El proyecto político. La construcción de una Europa unida levanta hoy más ilusiones fuera que dentro de la CEE. En el interior de la Comunidad el discurso cultural y político ha devenido lenta e inexorablemente un discurso básicamente económico, con riesgos de secuestro tecnocrático. El discurso económico suele ser triste y frío. Inepto a la hora de movilizar las mentes y la acción colectiva. La convergencia económica es un objetivo de primera magnitud, pero descarnadamente insuficiente en el plano cultural y político. Es obvio, además, que esta jornada compleja se produce en medio de la ya larga crisis del modelo social que ha caracterizado a la Europa occidental en la posguerra: el Estado de bienestar.

Los partidos. Al desaparecer el modelo comunista, los defectos que han acumulado en su funcionamiento los partidos políticos europeos durante el largo periodo bipolar se han hecho demasiado evidentes. El papel de intermediación entre la sociedad y el Estado, a ellos atribuido, aparece secuestrado por unos aparatos tan visibles como poderosos. La creciente complejidad social ha ensanchado el discurso, pero a ello se ha unido una menor profundidad y una notable pérdida de perfiles ideológicos. El desarrollo del sistema audiovisual ha hecho llegar la superficialidad de tantos planteamientos a la inmensa mayoría. El discurso que sostienen muchos políticos ante el televisor se ha convertido en la penosa elaboración de lo obvio, en fin, una imaginaria esfera a la vez plana y sin aristas, ni carne ni pescado. A los ojos de muchas gentes, los partidos resultan opacos en su funcionamiento, sospechosas sus finanzas y sólo asequibles en su vida interna a profesionales en no se sabe qué materias. Esta percepción, pese a la exageración que conlleva, tiene buenas razones para existir.

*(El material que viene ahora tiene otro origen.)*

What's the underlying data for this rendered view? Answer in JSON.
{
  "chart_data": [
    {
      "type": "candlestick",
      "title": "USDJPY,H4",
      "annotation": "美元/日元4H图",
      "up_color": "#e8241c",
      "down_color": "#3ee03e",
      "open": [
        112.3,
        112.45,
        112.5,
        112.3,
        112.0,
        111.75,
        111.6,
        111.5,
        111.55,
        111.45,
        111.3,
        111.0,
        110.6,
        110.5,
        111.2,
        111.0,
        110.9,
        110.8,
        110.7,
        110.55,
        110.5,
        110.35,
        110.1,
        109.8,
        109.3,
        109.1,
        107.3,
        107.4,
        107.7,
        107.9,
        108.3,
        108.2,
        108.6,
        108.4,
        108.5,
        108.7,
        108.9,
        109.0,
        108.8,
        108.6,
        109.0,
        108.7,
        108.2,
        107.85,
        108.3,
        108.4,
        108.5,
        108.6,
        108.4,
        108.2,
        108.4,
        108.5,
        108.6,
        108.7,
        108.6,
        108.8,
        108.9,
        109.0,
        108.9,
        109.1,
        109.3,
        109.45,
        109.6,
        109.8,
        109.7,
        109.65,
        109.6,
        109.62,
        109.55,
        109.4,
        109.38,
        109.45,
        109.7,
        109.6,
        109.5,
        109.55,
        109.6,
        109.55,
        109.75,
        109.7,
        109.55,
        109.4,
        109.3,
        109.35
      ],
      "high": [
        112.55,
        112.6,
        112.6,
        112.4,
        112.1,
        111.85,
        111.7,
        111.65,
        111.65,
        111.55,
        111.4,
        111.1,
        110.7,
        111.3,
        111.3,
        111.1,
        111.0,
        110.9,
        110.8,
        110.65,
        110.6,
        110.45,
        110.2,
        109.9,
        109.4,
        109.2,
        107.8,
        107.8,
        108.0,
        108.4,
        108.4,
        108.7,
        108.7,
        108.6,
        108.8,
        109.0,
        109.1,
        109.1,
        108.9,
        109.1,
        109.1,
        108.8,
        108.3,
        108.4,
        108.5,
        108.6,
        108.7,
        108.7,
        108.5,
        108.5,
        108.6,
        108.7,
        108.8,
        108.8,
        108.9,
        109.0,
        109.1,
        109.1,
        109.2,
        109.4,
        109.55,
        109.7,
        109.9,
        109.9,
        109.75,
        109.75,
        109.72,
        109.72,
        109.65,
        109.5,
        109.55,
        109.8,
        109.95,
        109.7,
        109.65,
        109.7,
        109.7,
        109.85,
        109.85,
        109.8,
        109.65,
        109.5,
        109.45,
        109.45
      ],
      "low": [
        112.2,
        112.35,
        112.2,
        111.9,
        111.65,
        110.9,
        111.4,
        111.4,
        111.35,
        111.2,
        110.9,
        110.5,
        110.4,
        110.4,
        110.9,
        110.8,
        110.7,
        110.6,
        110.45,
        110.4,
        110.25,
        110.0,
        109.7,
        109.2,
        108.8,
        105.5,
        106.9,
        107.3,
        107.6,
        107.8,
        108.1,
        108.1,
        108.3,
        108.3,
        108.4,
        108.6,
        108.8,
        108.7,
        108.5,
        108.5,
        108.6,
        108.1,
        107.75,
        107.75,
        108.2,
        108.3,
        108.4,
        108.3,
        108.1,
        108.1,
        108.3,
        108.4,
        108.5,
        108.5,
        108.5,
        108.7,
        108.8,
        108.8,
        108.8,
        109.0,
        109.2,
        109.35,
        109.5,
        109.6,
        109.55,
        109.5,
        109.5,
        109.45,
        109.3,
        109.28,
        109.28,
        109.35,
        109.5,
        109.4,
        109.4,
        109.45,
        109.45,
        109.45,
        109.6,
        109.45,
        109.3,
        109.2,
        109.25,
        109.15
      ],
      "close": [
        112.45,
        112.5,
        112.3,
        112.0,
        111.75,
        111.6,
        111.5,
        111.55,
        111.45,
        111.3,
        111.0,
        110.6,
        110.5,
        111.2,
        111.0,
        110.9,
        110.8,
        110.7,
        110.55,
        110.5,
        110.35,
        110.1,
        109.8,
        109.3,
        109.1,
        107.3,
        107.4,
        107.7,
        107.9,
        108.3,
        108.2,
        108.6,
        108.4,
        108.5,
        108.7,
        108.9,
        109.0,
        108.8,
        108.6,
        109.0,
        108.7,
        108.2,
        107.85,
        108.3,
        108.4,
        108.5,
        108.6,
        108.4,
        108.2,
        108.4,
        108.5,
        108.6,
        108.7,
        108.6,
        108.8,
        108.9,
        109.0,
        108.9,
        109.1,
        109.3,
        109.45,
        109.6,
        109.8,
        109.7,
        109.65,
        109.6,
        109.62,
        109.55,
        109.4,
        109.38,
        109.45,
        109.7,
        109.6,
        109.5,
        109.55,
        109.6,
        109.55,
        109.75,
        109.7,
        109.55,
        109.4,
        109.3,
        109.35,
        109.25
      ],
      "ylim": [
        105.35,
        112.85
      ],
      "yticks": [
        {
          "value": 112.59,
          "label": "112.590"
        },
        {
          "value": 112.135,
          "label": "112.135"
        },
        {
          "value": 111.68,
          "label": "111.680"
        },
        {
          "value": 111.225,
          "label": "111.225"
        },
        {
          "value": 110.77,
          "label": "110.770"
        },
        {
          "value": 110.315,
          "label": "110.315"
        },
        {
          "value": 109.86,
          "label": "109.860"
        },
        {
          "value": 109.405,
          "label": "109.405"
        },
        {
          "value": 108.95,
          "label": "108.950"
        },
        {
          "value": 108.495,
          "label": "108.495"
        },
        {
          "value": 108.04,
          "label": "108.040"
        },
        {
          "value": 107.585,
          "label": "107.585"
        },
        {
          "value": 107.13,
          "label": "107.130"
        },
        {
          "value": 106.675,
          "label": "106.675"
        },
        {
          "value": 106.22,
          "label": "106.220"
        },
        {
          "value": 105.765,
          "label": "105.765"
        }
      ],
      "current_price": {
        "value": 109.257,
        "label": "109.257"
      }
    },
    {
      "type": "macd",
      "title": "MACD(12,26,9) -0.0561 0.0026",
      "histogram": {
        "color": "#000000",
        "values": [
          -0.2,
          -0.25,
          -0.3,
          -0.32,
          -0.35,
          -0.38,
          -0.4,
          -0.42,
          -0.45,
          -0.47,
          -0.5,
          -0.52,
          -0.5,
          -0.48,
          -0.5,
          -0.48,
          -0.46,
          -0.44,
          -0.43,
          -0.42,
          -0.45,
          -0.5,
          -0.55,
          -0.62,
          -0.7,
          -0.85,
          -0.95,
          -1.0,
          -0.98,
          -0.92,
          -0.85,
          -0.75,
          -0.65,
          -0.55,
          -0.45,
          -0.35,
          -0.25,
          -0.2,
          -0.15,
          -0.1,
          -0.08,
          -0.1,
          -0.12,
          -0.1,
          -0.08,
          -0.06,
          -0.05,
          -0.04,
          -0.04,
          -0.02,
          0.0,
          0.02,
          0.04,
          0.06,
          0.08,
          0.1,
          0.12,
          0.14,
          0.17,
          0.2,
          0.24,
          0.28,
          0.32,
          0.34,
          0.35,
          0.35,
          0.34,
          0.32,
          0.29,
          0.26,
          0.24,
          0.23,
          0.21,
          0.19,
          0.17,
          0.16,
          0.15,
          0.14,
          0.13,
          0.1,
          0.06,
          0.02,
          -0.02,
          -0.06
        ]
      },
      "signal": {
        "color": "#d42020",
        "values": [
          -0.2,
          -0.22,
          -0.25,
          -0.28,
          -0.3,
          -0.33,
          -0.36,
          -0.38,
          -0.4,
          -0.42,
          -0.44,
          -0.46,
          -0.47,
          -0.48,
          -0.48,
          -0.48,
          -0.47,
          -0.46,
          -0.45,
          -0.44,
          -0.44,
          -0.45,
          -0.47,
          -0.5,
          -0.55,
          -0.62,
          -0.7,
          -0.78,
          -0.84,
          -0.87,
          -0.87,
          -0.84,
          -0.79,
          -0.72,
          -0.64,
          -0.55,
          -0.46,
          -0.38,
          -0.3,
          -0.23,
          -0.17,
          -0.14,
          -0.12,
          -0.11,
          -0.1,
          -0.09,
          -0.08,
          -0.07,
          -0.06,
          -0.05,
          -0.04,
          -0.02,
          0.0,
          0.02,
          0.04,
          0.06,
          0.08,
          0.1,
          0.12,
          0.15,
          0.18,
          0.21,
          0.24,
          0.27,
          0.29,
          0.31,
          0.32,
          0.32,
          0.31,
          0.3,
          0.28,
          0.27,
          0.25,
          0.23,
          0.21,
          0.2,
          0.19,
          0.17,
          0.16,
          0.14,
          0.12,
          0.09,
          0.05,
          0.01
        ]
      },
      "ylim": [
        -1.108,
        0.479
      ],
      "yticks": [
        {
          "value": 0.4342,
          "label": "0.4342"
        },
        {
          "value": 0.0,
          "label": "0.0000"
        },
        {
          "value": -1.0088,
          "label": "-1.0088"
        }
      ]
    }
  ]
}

Empero, la aparatosa caída del sistema comunista, que hacía tiempo había dejado de ser alternativa a nada, permite el reencuentro con un proyecto europeo común, en la Ilustración y la Razón. Sin embargo, ese proyecto puede fracasar y no sólo por las dificultades para integrar en el futuro a los países del Este, sino por falta de impulso político y cultural. Se habla con buen sentido de profundizar la democracia, de tomarse a ésta verdaderamente en serio. Pero no se profundiza la democracia con retórica sino con hechos políticos, con un cambio en las actitudes, en los estilos y en las prácticas. La construcción de la unidad tiene ante sí difíciles problemas: la preponderancia de los proyectos nacionales, el sistema de decisión política (el veto), la mínima operatividad del Parlamento, en fin, las ineficiencias del consenso, dan con frecuencia la sensación del empantanamiento. Falta la decisión de discutir un nuevo paradigma, un modelo social que habrá de construirse en el debate y en la acción política. Para ello se necesitan propuestas claras y contrapuestas que la práctica irá adaptando, pero sin proyectos ideológicamente diferenciados, el consenso, al que necesariamente habrá de recurrirse con frecuencia, tenderá a ser meramente contable. La contabilidad y los contables no son prescindibles, no se trata de sustituir la contabilidad por la literatura, se trata de dar sentido instrumental a los objetivos contables dotando de un mayor nervio político y cultural al proyecto de unidad. ¿Maastricht, para qué? No puede contestarse a esa pregunta con media docena de porcentajes a obtener en la contabilidad nacional.

Los partidos políticos tienen en todo ello una responsabilidad de primer orden, pero sólo podrán jugarla si son capaces de reformarse en la práctica interna y en la externa. O se hacen más claros, permeables y atractivos, u otros acabarán por ocupar ese espacio, con el riesgo de desarraigo e irracionalidad que tales proyectos, sólo en apariencia novedosos, llevan dentro.

Joaquín Leguina es presidente de la Comunidad Autónoma de Madrid.